By Vikram Roy in New Delhi - RFI
India AFPFile
MAR 20, 2020 LISTEN
AFP/File

Four men have been executed in India for the rape and murder of a 23-year-old student on a bus in New Delhi in 2012 in an attack that shocked the world.

Akshay Thakur, Vinay Sharma, Pawan Gupta and Mukesh Singh were hanged simultaneously in New Delhi's high-security Tihar prison on Friday.

Their deaths were the first executions in India since 2015.

Not allowed to use her real name, the Indian press baptised the woman Nirbhaya, meaning fearless.

After the executions, Nirbhaya's mother said: "I hugged my daughter's photograph and told her we finally got justice."

Her father said that his faith in the judiciary had been restored.

India's Prime Minister Narendra Modi tweeted: "Justice has prevailed. It is of utmost importance to ensure dignity and safety of women. 

Redemption
"Together, we have to build a nation where the focus is on women empowerment, where there is emphasis on equality and opportunity."

The executions ended a harrowing case that has traumatised a country where 15 women are raped every day but offenders are rarely punished due to the creaky judicial system.

The four were part of a gang of six who attacked the student and a male friend on 16 December 2012.

Each of the assailants took turns to rape her. They beat her with an iron bar and then threw the couple onto the road side. She died two weeks later in a hospital in Singapore.

Delay
Though police solved the crime within two days, that the men were only executed nearly eight years later highlights the flaws in the legal system, said supreme court lawyer Chandra Rajan. 

"We have to have fast-track courts because the numbers of rapes have been increasing in the past decade," Rajan said.
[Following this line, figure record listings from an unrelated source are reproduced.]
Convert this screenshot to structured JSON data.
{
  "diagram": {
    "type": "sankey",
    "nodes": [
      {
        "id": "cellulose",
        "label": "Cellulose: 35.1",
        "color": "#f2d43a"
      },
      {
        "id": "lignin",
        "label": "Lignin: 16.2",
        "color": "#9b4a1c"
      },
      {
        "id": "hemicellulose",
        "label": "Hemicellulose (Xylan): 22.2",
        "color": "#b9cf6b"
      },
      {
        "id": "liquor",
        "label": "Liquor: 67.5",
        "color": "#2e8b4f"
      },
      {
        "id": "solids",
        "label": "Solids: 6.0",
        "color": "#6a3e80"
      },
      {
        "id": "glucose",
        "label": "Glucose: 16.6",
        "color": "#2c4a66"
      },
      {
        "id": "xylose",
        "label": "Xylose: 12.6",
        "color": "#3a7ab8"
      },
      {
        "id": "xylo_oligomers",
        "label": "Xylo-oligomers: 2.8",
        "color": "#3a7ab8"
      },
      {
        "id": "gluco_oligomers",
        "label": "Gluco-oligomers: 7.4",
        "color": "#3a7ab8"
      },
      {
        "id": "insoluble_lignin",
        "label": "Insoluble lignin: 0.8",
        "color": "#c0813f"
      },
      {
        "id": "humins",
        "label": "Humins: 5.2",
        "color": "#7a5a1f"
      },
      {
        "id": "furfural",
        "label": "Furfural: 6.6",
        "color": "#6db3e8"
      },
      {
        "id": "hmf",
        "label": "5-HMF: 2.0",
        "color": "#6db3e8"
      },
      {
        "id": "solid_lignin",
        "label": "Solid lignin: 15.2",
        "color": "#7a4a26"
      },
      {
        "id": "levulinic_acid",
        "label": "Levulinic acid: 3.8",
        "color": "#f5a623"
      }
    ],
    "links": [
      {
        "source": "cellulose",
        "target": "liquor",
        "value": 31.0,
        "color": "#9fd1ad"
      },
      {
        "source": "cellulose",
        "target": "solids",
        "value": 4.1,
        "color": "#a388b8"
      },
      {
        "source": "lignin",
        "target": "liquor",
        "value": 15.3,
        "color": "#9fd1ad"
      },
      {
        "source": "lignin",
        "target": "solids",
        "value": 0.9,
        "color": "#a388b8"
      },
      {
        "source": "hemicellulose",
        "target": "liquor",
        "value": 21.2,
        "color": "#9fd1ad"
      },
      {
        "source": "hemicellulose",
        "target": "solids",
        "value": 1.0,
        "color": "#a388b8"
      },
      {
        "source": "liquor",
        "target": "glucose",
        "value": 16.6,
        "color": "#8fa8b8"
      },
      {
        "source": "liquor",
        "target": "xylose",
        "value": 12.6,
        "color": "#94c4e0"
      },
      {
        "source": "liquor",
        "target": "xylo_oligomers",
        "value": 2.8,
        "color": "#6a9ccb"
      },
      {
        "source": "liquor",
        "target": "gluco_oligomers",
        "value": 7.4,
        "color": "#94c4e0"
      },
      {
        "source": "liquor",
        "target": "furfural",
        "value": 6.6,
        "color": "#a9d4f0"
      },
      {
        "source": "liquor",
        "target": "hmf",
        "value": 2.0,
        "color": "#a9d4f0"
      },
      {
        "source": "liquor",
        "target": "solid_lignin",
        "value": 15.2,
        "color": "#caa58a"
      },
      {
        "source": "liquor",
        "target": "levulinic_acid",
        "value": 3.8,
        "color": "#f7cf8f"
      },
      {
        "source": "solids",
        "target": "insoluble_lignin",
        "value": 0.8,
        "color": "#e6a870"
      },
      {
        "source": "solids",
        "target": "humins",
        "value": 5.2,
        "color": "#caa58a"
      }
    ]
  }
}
"Unless we have these kinds of courts, the perpetrators of these crimes will commit them, go out on bail and for the next seven or 10 years they will be able to delay the matter."

Ram Singh, who was also convicted for his part in the attack, was found dead in jail in March 2013, having apparently taken his own life.

Another, who was 17 at the time of the assault, was released in 2015 after serving three years in a reform facility - the maximum term possible for a juvenile in India.

Though there were celebrations in several cities after prison doctors pronounced the murderers dead, women's right groups insisted the executions should serve as a moment to reflect on the state of the judiciary.

"These men exploited the loopholes," said equal rights activist Brindra Adige. "They took advantage of every chance and opportunity and now it is important for the supreme court to understand why these loopholes were never considered earlier."

Outrage over Nirbhaya's death prompted India to pass tough new laws against sexual violence, including the death penalty for rape.